The following excerpts are taken from the second volume-section III of E.L.Geoffroy's book (translation): "Abridged History of Insects in the Paris Area, in which these animals are arranged in a methodical order".
* Lamarck (1744-1849), to whom the first use of the term "biology" is attributed, established a classification of invertebrates and laid the foundations for a theory of the evolution of species.
There is also in this same work the first descriptive plates with an engraving relative to the Podura of page 608 presented above.
I found a 1766 edition of Systema Naturae which proposes, for her, the description of fourteen species. Linné at the end of his work will have listed some 4,400 animal species and nearly 6,000 plant species. He became known as a physician of the Swedish royal family, and became famous in 1761, and in 1762 he became known as Carl Von Linné.
The last excerpt that I propose here comes from a fifteen-volume edition of the "Universal Reasonable Dictionary of Natural History" published in 1791. Its historical interest lies in the fact that, unlike previous publications, it may be considered that it is indeed a work certainly scientific but addressing this time to the greatest number. It is therefore not surprising to find no detailed description of the species then distinguished.

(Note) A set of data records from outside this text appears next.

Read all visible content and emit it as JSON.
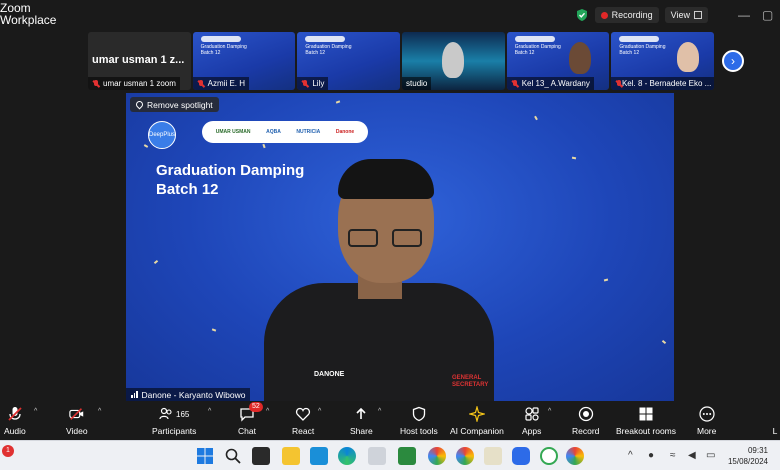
{
  "window": {
    "app_title": "Zoom Workplace",
    "recording_label": "Recording",
    "view_label": "View"
  },
  "thumbnails": [
    {
      "big_name": "umar usman 1 z...",
      "label": "umar usman 1 zoom",
      "muted": true,
      "style": "dark"
    },
    {
      "label": "Azmii E. H",
      "muted": true,
      "style": "blue",
      "slide_title": "Graduation Damping Batch 12"
    },
    {
      "label": "Lily",
      "muted": true,
      "style": "blue",
      "slide_title": "Graduation Damping Batch 12"
    },
    {
      "label": "studio",
      "muted": false,
      "style": "studio"
    },
    {
      "label": "Kel 13_ A.Wardany",
      "muted": true,
      "style": "blue",
      "slide_title": "Graduation Damping Batch 12"
    },
    {
      "label": "Kel. 8 - Bernadete Eko ...",
      "muted": true,
      "style": "blue",
      "slide_title": "Graduation Damping Batch 12"
    }
  ],
  "main": {
    "spotlight_button": "Remove spotlight",
    "logo_text": "DeepPlus",
    "sponsors": [
      "UMAR USMAN",
      "AQBA",
      "NUTRICIA",
      "Danone"
    ],
    "event_title_line1": "Graduation Damping",
    "event_title_line2": "Batch 12",
    "shirt_brand": "DANONE",
    "shirt_badge": "GENERAL SECRETARY",
    "speaker_name": "Danone - Karyanto Wibowo"
  },
  "toolbar": {
    "audio": "Audio",
    "video": "Video",
    "participants": "Participants",
    "participants_count": "165",
    "chat": "Chat",
    "chat_badge": "52",
    "react": "React",
    "share": "Share",
    "host_tools": "Host tools",
    "ai_companion": "AI Companion",
    "apps": "Apps",
    "record": "Record",
    "breakout_rooms": "Breakout rooms",
    "more": "More",
    "leave": "L"
  },
  "taskbar": {
    "time": "09:31",
    "date": "15/08/2024",
    "notif_count": "1"
  }
}
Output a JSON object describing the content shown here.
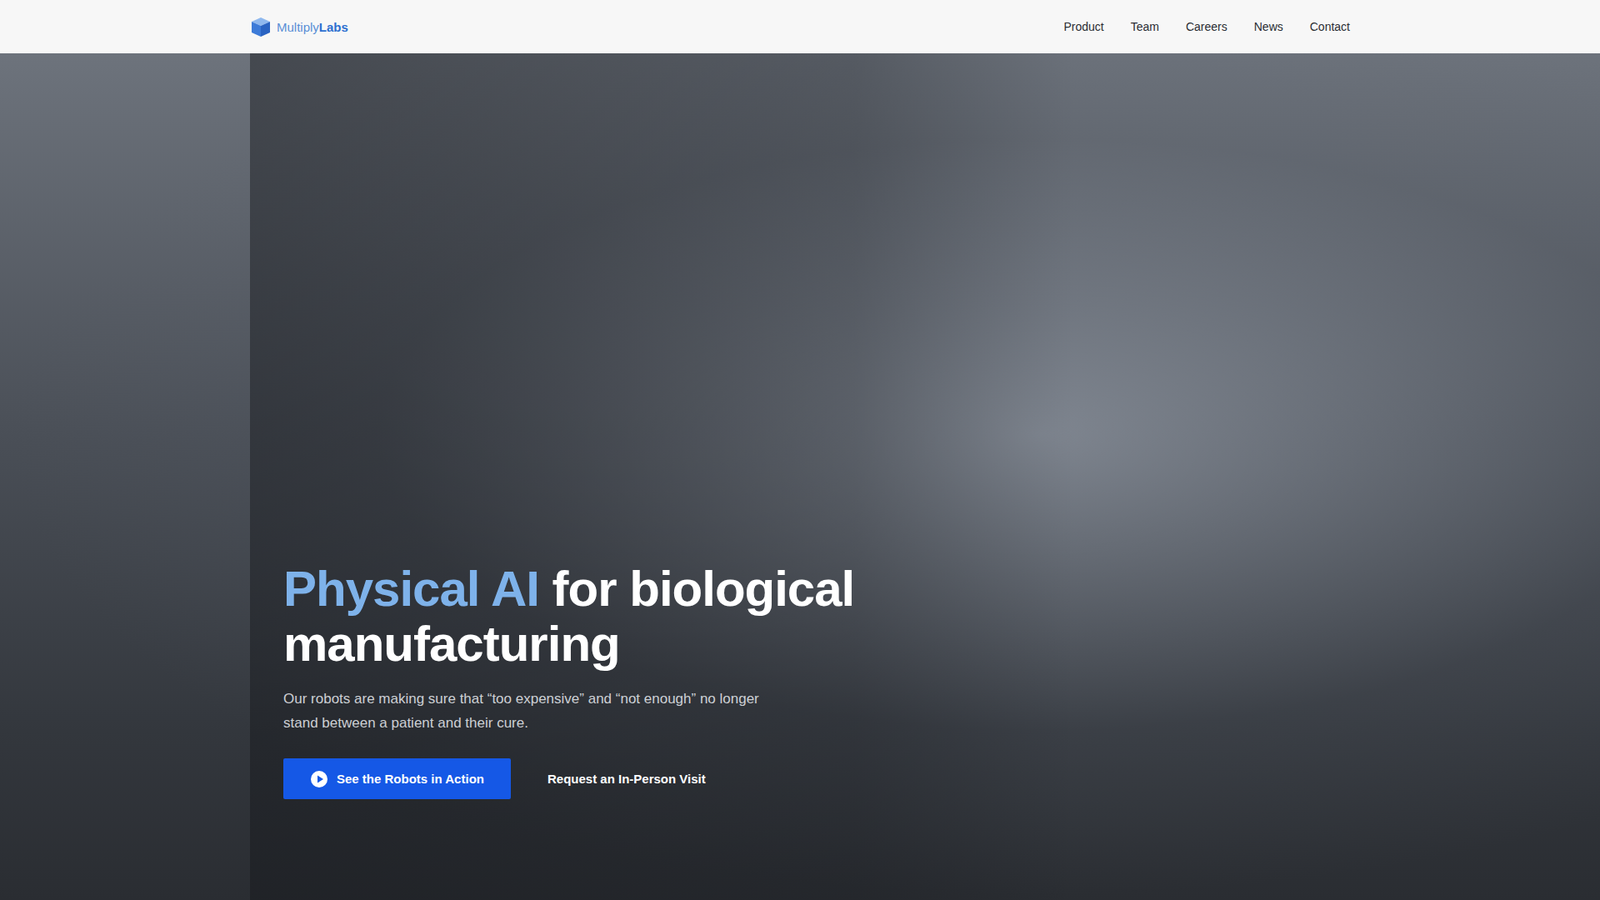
{
  "header": {
    "logo": {
      "first": "Multiply",
      "second": "Labs"
    },
    "nav": [
      {
        "label": "Product"
      },
      {
        "label": "Team"
      },
      {
        "label": "Careers"
      },
      {
        "label": "News"
      },
      {
        "label": "Contact"
      }
    ]
  },
  "hero": {
    "title_highlight": "Physical AI",
    "title_rest": "for biological manufacturing",
    "subtitle": "Our robots are making sure that “too expensive” and “not enough” no longer stand between a patient and their cure.",
    "buttons": [
      {
        "label": "See the Robots in Action",
        "kind": "primary"
      },
      {
        "label": "Request an In-Person Visit",
        "kind": "link"
      }
    ]
  }
}
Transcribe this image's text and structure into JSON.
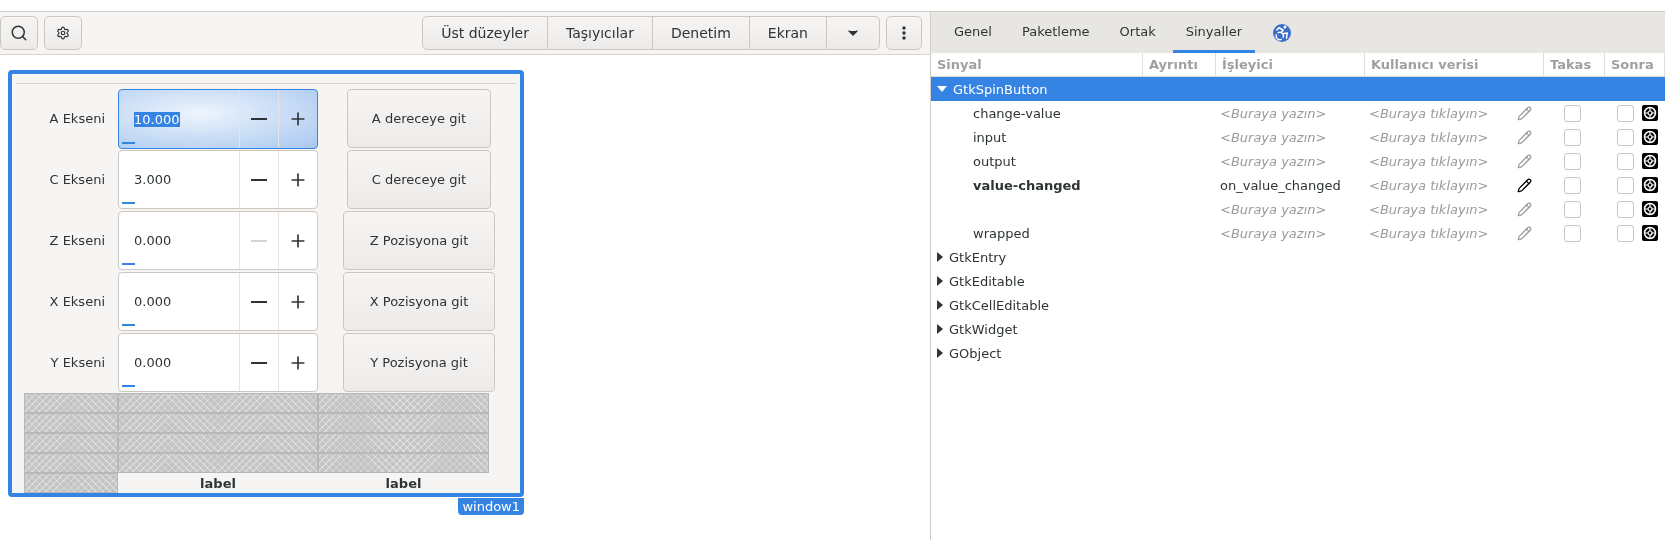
{
  "toolbar": {
    "group_buttons": [
      "Üst düzeyler",
      "Taşıyıcılar",
      "Denetim",
      "Ekran"
    ]
  },
  "designer": {
    "window_title": "window1",
    "rows": [
      {
        "label": "A Ekseni",
        "value": "10.000",
        "focused": true,
        "minus_disabled": false,
        "button": "A dereceye git"
      },
      {
        "label": "C Ekseni",
        "value": "3.000",
        "focused": false,
        "minus_disabled": false,
        "button": "C dereceye git"
      },
      {
        "label": "Z Ekseni",
        "value": "0.000",
        "focused": false,
        "minus_disabled": true,
        "button": "Z Pozisyona git"
      },
      {
        "label": "X Ekseni",
        "value": "0.000",
        "focused": false,
        "minus_disabled": false,
        "button": "X Pozisyona git"
      },
      {
        "label": "Y Ekseni",
        "value": "0.000",
        "focused": false,
        "minus_disabled": false,
        "button": "Y Pozisyona git"
      }
    ],
    "bottom_labels": [
      "label",
      "label"
    ]
  },
  "inspector": {
    "tabs": [
      {
        "label": "Genel",
        "selected": false
      },
      {
        "label": "Paketleme",
        "selected": false
      },
      {
        "label": "Ortak",
        "selected": false
      },
      {
        "label": "Sinyaller",
        "selected": true
      }
    ],
    "columns": [
      "Sinyal",
      "Ayrıntı",
      "İşleyici",
      "Kullanıcı verisi",
      "Takas",
      "Sonra"
    ],
    "groups": [
      {
        "name": "GtkSpinButton",
        "expanded": true,
        "selected": true,
        "signals": [
          {
            "name": "change-value",
            "handler_placeholder": "<Buraya yazın>",
            "user_data_placeholder": "<Buraya tıklayın>",
            "connected": false,
            "swap": false,
            "after": false
          },
          {
            "name": "input",
            "handler_placeholder": "<Buraya yazın>",
            "user_data_placeholder": "<Buraya tıklayın>",
            "connected": false,
            "swap": false,
            "after": false
          },
          {
            "name": "output",
            "handler_placeholder": "<Buraya yazın>",
            "user_data_placeholder": "<Buraya tıklayın>",
            "connected": false,
            "swap": false,
            "after": false
          },
          {
            "name": "value-changed",
            "handler": "on_value_changed",
            "user_data_placeholder": "<Buraya tıklayın>",
            "connected": true,
            "swap": false,
            "after": false
          },
          {
            "handler_placeholder": "<Buraya yazın>",
            "user_data_placeholder": "<Buraya tıklayın>",
            "connected": false,
            "swap": false,
            "after": false
          },
          {
            "name": "wrapped",
            "handler_placeholder": "<Buraya yazın>",
            "user_data_placeholder": "<Buraya tıklayın>",
            "connected": false,
            "swap": false,
            "after": false
          }
        ]
      },
      {
        "name": "GtkEntry",
        "expanded": false,
        "selected": false
      },
      {
        "name": "GtkEditable",
        "expanded": false,
        "selected": false
      },
      {
        "name": "GtkCellEditable",
        "expanded": false,
        "selected": false
      },
      {
        "name": "GtkWidget",
        "expanded": false,
        "selected": false
      },
      {
        "name": "GObject",
        "expanded": false,
        "selected": false
      }
    ]
  }
}
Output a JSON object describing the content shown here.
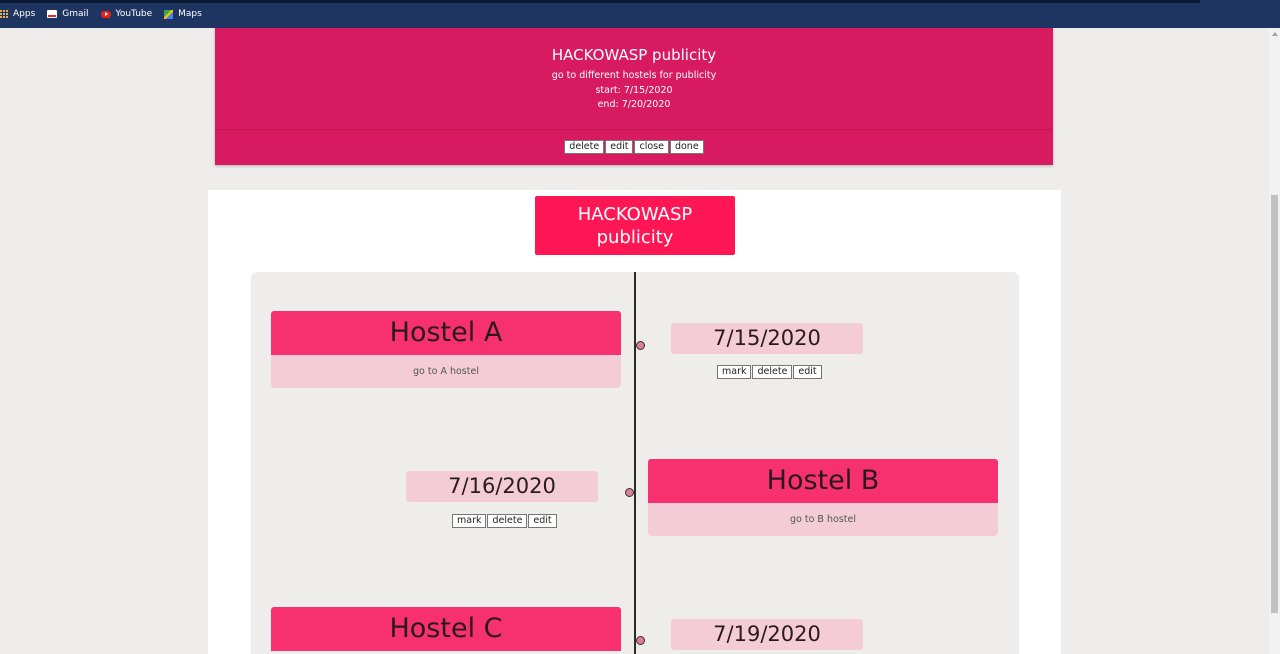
{
  "bookmarks": [
    {
      "label": "Apps",
      "icon": "apps-icon"
    },
    {
      "label": "Gmail",
      "icon": "gmail-icon"
    },
    {
      "label": "YouTube",
      "icon": "youtube-icon"
    },
    {
      "label": "Maps",
      "icon": "maps-icon"
    }
  ],
  "task": {
    "title": "HACKOWASP publicity",
    "description": "go to different hostels for publicity",
    "start": "start: 7/15/2020",
    "end": "end: 7/20/2020",
    "buttons": {
      "delete": "delete",
      "edit": "edit",
      "close": "close",
      "done": "done"
    }
  },
  "timeline": {
    "title_line1": "HACKOWASP",
    "title_line2": "publicity",
    "events": [
      {
        "name": "Hostel A",
        "description": "go to A hostel",
        "date": "7/15/2020",
        "mark": "mark",
        "delete": "delete",
        "edit": "edit"
      },
      {
        "name": "Hostel B",
        "description": "go to B hostel",
        "date": "7/16/2020",
        "mark": "mark",
        "delete": "delete",
        "edit": "edit"
      },
      {
        "name": "Hostel C",
        "date": "7/19/2020"
      }
    ]
  },
  "colors": {
    "topcard": "#d81b60",
    "title_box": "#ff1654",
    "event_head": "#f7306f",
    "event_body": "#f3ccd8"
  }
}
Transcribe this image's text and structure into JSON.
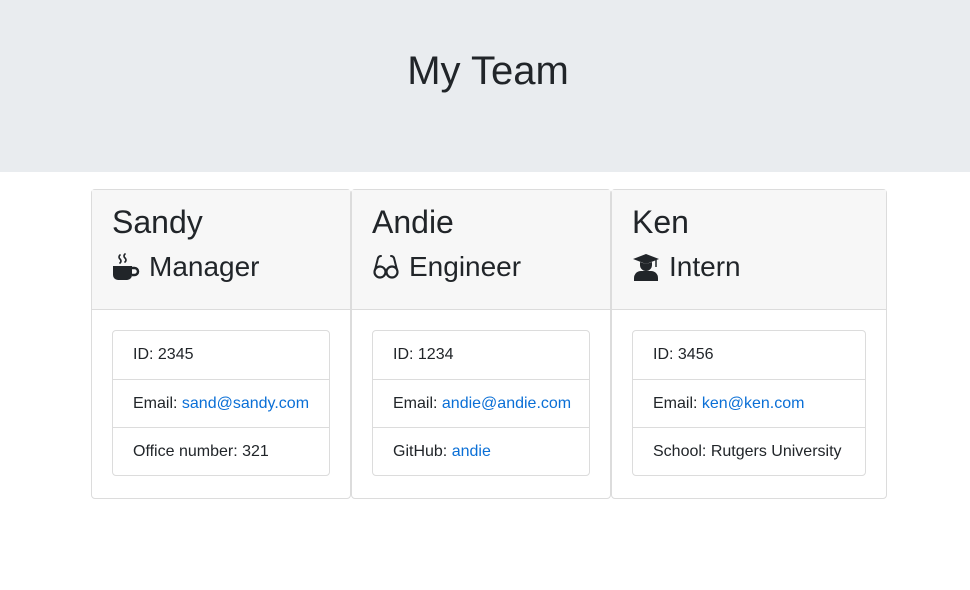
{
  "page": {
    "title": "My Team"
  },
  "team": [
    {
      "name": "Sandy",
      "role": "Manager",
      "role_icon": "coffee-mug-icon",
      "id_label": "ID: ",
      "id": "2345",
      "email_label": "Email: ",
      "email": "sand@sandy.com",
      "extra_label": "Office number: ",
      "extra_value": "321"
    },
    {
      "name": "Andie",
      "role": "Engineer",
      "role_icon": "glasses-icon",
      "id_label": "ID: ",
      "id": "1234",
      "email_label": "Email: ",
      "email": "andie@andie.com",
      "extra_label": "GitHub: ",
      "extra_value": "andie"
    },
    {
      "name": "Ken",
      "role": "Intern",
      "role_icon": "graduate-icon",
      "id_label": "ID: ",
      "id": "3456",
      "email_label": "Email: ",
      "email": "ken@ken.com",
      "extra_label": "School: ",
      "extra_value": "Rutgers University"
    }
  ],
  "colors": {
    "link": "#0a6fd6",
    "header_bg": "#e9ecef",
    "card_header_bg": "#f7f7f7"
  }
}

The author, M.Valmont de Bomare is an popularizer. The publishers thus present his work (translation) : "Much has been written in recent years on agriculture on the rural economy and on manufactures; and the works of scholars who have applied themselves to the treatment of these objects, have taught us the use which art must make of the gifts of Nature; so that today there is no branch of natural history, nor any of the objects relating to it, on which we have one or more Treaties, or at least some Dissertations or Academic Memory. So much wealth scattered and spread in an infinity of volumes, seemed to wait until a hand exercised in this kind of work brought them together and brought them together to form a whole and a complete body of Natural History ".
After this period, from the middle of the 19th century, we find a much denser literature about the Podures on which have focused the greatest naturalists of this century. As a result, classifications evolve and become more precise. Advances in optical microscopes first and the advent of scanning electron microscopes have led to enormous advances in the study of Springtails. More recently, genetic analyzes have expanded our knowledge, which is increasingly detailed in terms of anatomy and physiology. Finally, behavioral studies carried out on certain populations made it possible to highlight their mores and showed that these animals, although tiny, had prodigious resources of which probably still many were not highlighted.
To conclude this bibliographic part, not exhaustive, I will stay on the commentary of the publishers of Valmont-Bomare which underline the importance of the synthesis as a preliminary to the extension. Task that I will try to impose on each of the pages of this site.